Unsupervised Feature Selection via Robust Autoencoder and Adaptive Graph Learning

arXiv stat.ML / 3/23/2026

💬 OpinionIdeas & Deep AnalysisModels & Research

Key Points

  • The paper identifies limitations of existing unsupervised feature selection methods that rely on linear mappings and assume uniform cluster distributions, and proposes a robust autoencoder-based approach to capture nonlinear feature relationships and improve robustness to outliers.
  • The proposed Robust Autoencoder-based Unsupervised Feature Selection (RAEUFS) model uses a deep autoencoder to learn nonlinear representations while enhancing resilience to outliers and enabling feature selection.
  • An adaptive graph learning component and an efficient optimization algorithm are developed to jointly learn representations and discriminative features.
  • Extensive experiments demonstrate that RAEUFS outperforms state-of-the-art UFS methods on both clean data and data with outlier contamination.

Abstract

Effective feature selection is essential for high-dimensional data analysis and machine learning. Unsupervised feature selection (UFS) aims to simultaneously cluster data and identify the most discriminative features.

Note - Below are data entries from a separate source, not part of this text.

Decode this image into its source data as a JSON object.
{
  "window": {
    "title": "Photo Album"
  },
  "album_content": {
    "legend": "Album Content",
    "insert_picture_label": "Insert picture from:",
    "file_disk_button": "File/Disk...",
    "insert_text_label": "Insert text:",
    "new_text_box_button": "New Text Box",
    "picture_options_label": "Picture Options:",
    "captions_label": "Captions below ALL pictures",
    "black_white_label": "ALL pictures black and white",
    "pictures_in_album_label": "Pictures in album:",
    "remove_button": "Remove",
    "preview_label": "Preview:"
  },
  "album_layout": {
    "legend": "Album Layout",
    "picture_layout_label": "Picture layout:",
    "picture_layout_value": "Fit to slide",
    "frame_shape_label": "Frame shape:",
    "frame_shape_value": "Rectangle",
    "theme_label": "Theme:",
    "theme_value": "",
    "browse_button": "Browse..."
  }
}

Most existing UFS methods linearly project features into a pseudo-label space for clustering, but they suffer from two critical limitations: (1) an oversimplified linear mapping that fails to capture complex feature relationships, and (2) an assumption of uniform cluster distributions, ignoring outliers prevalent in real-world data. To address these issues, we propose the Robust Autoencoder-based Unsupervised Feature Selection (RAEUFS) model, which leverages a deep autoencoder to learn nonlinear feature representations while inherently improving robustness to outliers. We further develop an efficient optimization algorithm for RAEUFS. Extensive experiments demonstrate that our method outperforms state-of-the-art UFS approaches in both clean and outlier-contaminated data settings.